Sampling Licences allow for snippets (not whole work) to be remixed into new works, even commercially. Our Public Domain Dedication lets you free works from copyright completely, and our Founders Copyright lets you do the same, but after 14 or 28 years. Musicians looking to share their work with fans might want to look at the Music Sharing licence. The Developing Nations licence lets you offer less restrictive terms to countries that aren"t considered high income by the World Bank, and finally, for those licensing software, we offer the GNU GPL and GNU LGPL licences. (Creative Commons)

These models can be tweaked to suit the specific circumstances of a developing Asian nation. For instance, works can be offered on Attribution Non-Commercial Share Alike plus Developing Nations licence terms, with the Developing Nations terms being offered to commercial users in developing and developed nations so as to reach a larger audience and increase the chances for collaborative derivative works.

One might also consider another strategy as follows: once local content online achieves a healthy level of mainstream acceptance, developing Asian nations may consider coordinating their licencing approaches and collectively offering less restrictive licence terms for local content to developed nation users, in exchange for less restrictive terms for access to content from developed nations.

In global knowledge trade today, licence fees are essentially tariffs and licence terms are the conditions of trade. In essence then, this is nothing more than trade block theory applied to knowledge goods and concrete intellectual property.

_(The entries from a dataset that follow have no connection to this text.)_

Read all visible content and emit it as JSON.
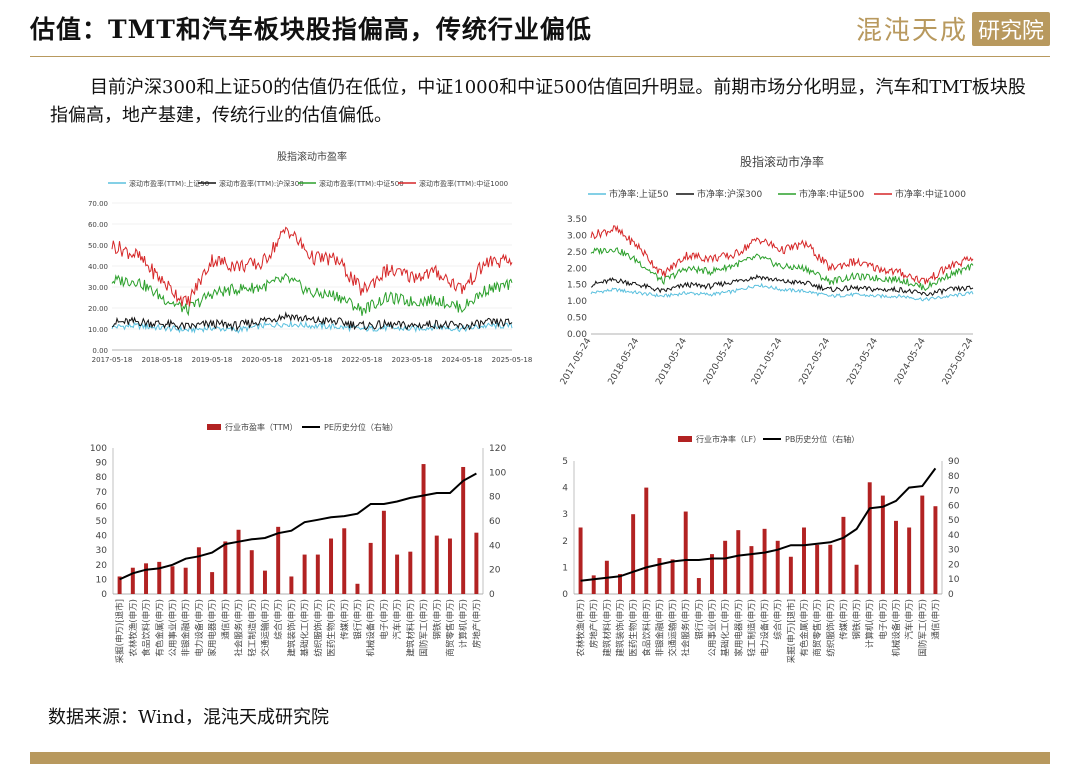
{
  "page": {
    "title": "估值：TMT和汽车板块股指偏高，传统行业偏低",
    "logo_text": "混沌天成",
    "logo_box_text": "研究院",
    "paragraph": "目前沪深300和上证50的估值仍在低位，中证1000和中证500估值回升明显。前期市场分化明显，汽车和TMT板块股指偏高，地产基建，传统行业的估值偏低。",
    "source": "数据来源：Wind，混沌天成研究院"
  },
  "colors": {
    "gold": "#b8995e",
    "red": "#d62728",
    "green": "#2ca02c",
    "black": "#111111",
    "blue": "#5bc0de",
    "bar": "#b22222"
  },
  "chart_data": [
    {
      "type": "line",
      "title": "股指滚动市盈率",
      "ylim": [
        0,
        70
      ],
      "yticks": [
        "0.00",
        "10.00",
        "20.00",
        "30.00",
        "40.00",
        "50.00",
        "60.00",
        "70.00"
      ],
      "xticks": [
        "2017-05-18",
        "2018-05-18",
        "2019-05-18",
        "2020-05-18",
        "2021-05-18",
        "2022-05-18",
        "2023-05-18",
        "2024-05-18",
        "2025-05-18"
      ],
      "series": [
        {
          "name": "滚动市盈率(TTM):上证50",
          "color": "#5bc0de",
          "values": [
            11,
            11.5,
            10.5,
            9.5,
            10.5,
            9.5,
            11.5,
            12.5,
            11.5,
            11,
            10,
            10.5,
            10,
            11,
            10,
            11.5,
            11.5
          ]
        },
        {
          "name": "滚动市盈率(TTM):沪深300",
          "color": "#111111",
          "values": [
            13,
            13.5,
            12.5,
            11,
            12.5,
            11.5,
            14,
            16.5,
            14,
            13.5,
            11.5,
            12,
            11.5,
            12.5,
            11,
            13,
            13
          ]
        },
        {
          "name": "滚动市盈率(TTM):中证500",
          "color": "#2ca02c",
          "values": [
            33,
            33,
            25,
            19,
            27,
            29,
            30,
            34,
            27,
            26,
            19,
            25,
            23,
            24,
            20,
            29,
            31
          ]
        },
        {
          "name": "滚动市盈率(TTM):中证1000",
          "color": "#d62728",
          "values": [
            50,
            45,
            33,
            22,
            43,
            40,
            41,
            58,
            44,
            43,
            28,
            38,
            35,
            37,
            29,
            42,
            42
          ]
        }
      ]
    },
    {
      "type": "line",
      "title": "股指滚动市净率",
      "ylim": [
        0,
        3.5
      ],
      "yticks": [
        "0.00",
        "0.50",
        "1.00",
        "1.50",
        "2.00",
        "2.50",
        "3.00",
        "3.50"
      ],
      "xticks": [
        "2017-05-24",
        "2018-05-24",
        "2019-05-24",
        "2020-05-24",
        "2021-05-24",
        "2022-05-24",
        "2023-05-24",
        "2024-05-24",
        "2025-05-24"
      ],
      "series": [
        {
          "name": "市净率:上证50",
          "color": "#5bc0de",
          "values": [
            1.25,
            1.35,
            1.25,
            1.15,
            1.25,
            1.2,
            1.3,
            1.5,
            1.35,
            1.3,
            1.15,
            1.2,
            1.15,
            1.15,
            1.05,
            1.15,
            1.25
          ]
        },
        {
          "name": "市净率:沪深300",
          "color": "#111111",
          "values": [
            1.5,
            1.65,
            1.5,
            1.3,
            1.5,
            1.45,
            1.6,
            1.75,
            1.6,
            1.55,
            1.35,
            1.4,
            1.35,
            1.35,
            1.2,
            1.35,
            1.4
          ]
        },
        {
          "name": "市净率:中证500",
          "color": "#2ca02c",
          "values": [
            2.5,
            2.6,
            2.2,
            1.6,
            2.0,
            1.9,
            2.1,
            2.35,
            2.05,
            2.0,
            1.6,
            1.75,
            1.7,
            1.65,
            1.4,
            1.8,
            2.05
          ]
        },
        {
          "name": "市净率:中证1000",
          "color": "#d62728",
          "values": [
            3.0,
            3.2,
            2.65,
            1.8,
            2.4,
            2.3,
            2.4,
            2.9,
            2.55,
            2.75,
            2.0,
            2.2,
            2.0,
            1.85,
            1.6,
            2.05,
            2.3
          ]
        }
      ]
    },
    {
      "type": "bar",
      "legend": [
        "行业市盈率（TTM）",
        "PE历史分位（右轴）"
      ],
      "ylim": [
        0,
        100
      ],
      "ylim_right": [
        0,
        120
      ],
      "yticks": [
        "0",
        "10",
        "20",
        "30",
        "40",
        "50",
        "60",
        "70",
        "80",
        "90",
        "100"
      ],
      "yticks_right": [
        "0",
        "20",
        "40",
        "60",
        "80",
        "100",
        "120"
      ],
      "categories": [
        "采掘(申万)[退市]",
        "农林牧渔(申万)",
        "食品饮料(申万)",
        "有色金属(申万)",
        "公用事业(申万)",
        "非银金融(申万)",
        "电力设备(申万)",
        "家用电器(申万)",
        "通信(申万)",
        "社会服务(申万)",
        "轻工制造(申万)",
        "交通运输(申万)",
        "综合(申万)",
        "建筑装饰(申万)",
        "基础化工(申万)",
        "纺织服饰(申万)",
        "医药生物(申万)",
        "传媒(申万)",
        "银行(申万)",
        "机械设备(申万)",
        "电子(申万)",
        "汽车(申万)",
        "建筑材料(申万)",
        "国防军工(申万)",
        "钢铁(申万)",
        "商贸零售(申万)",
        "计算机(申万)",
        "房地产(申万)"
      ],
      "values": [
        12,
        18,
        21,
        22,
        19,
        18,
        32,
        15,
        36,
        44,
        30,
        16,
        46,
        12,
        27,
        27,
        38,
        45,
        7,
        35,
        57,
        27,
        29,
        89,
        40,
        38,
        87,
        42
      ],
      "percentile": [
        12,
        17,
        20,
        21,
        24,
        29,
        31,
        34,
        41,
        43,
        45,
        46,
        50,
        52,
        59,
        61,
        63,
        64,
        66,
        74,
        74,
        76,
        79,
        81,
        83,
        83,
        93,
        99
      ]
    },
    {
      "type": "bar",
      "legend": [
        "行业市净率（LF）",
        "PB历史分位（右轴）"
      ],
      "ylim": [
        0,
        5
      ],
      "ylim_right": [
        0,
        90
      ],
      "yticks": [
        "0",
        "1",
        "2",
        "3",
        "4",
        "5"
      ],
      "yticks_right": [
        "0",
        "10",
        "20",
        "30",
        "40",
        "50",
        "60",
        "70",
        "80",
        "90"
      ],
      "categories": [
        "农林牧渔(申万)",
        "房地产(申万)",
        "建筑材料(申万)",
        "建筑装饰(申万)",
        "医药生物(申万)",
        "食品饮料(申万)",
        "非银金融(申万)",
        "交通运输(申万)",
        "社会服务(申万)",
        "银行(申万)",
        "公用事业(申万)",
        "基础化工(申万)",
        "家用电器(申万)",
        "轻工制造(申万)",
        "电力设备(申万)",
        "综合(申万)",
        "采掘(申万)[退市]",
        "有色金属(申万)",
        "商贸零售(申万)",
        "纺织服饰(申万)",
        "传媒(申万)",
        "钢铁(申万)",
        "计算机(申万)",
        "电子(申万)",
        "机械设备(申万)",
        "汽车(申万)",
        "国防军工(申万)",
        "通信(申万)"
      ],
      "values": [
        2.5,
        0.7,
        1.25,
        0.75,
        3.0,
        4.0,
        1.35,
        1.3,
        3.1,
        0.6,
        1.5,
        2.0,
        2.4,
        1.8,
        2.45,
        2.0,
        1.4,
        2.5,
        1.85,
        1.85,
        2.9,
        1.1,
        4.2,
        3.7,
        2.75,
        2.5,
        3.7,
        3.3
      ],
      "percentile": [
        9,
        10,
        11,
        12,
        15,
        18,
        20,
        22,
        23,
        23,
        24,
        24,
        26,
        27,
        28,
        30,
        33,
        33,
        34,
        35,
        38,
        44,
        58,
        59,
        63,
        72,
        73,
        85
      ]
    }
  ]
}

In sum, we argue that in the era of knowledge goods and knowledge trade, content is the product and the controllers of content are king. In such a world, it is wholly pertinent for developing Asian nations to consider devising strategies and policies to encourage the proliferation of their own local content online as the Internet is the world's unrivalled distribution network for content. Innovative tools exist for the development of local content online. The art lies in determining what will work for a particular nation in terms of improved demand and supply for local content online, and to then constructively and effectively implement those policies at the national and international level.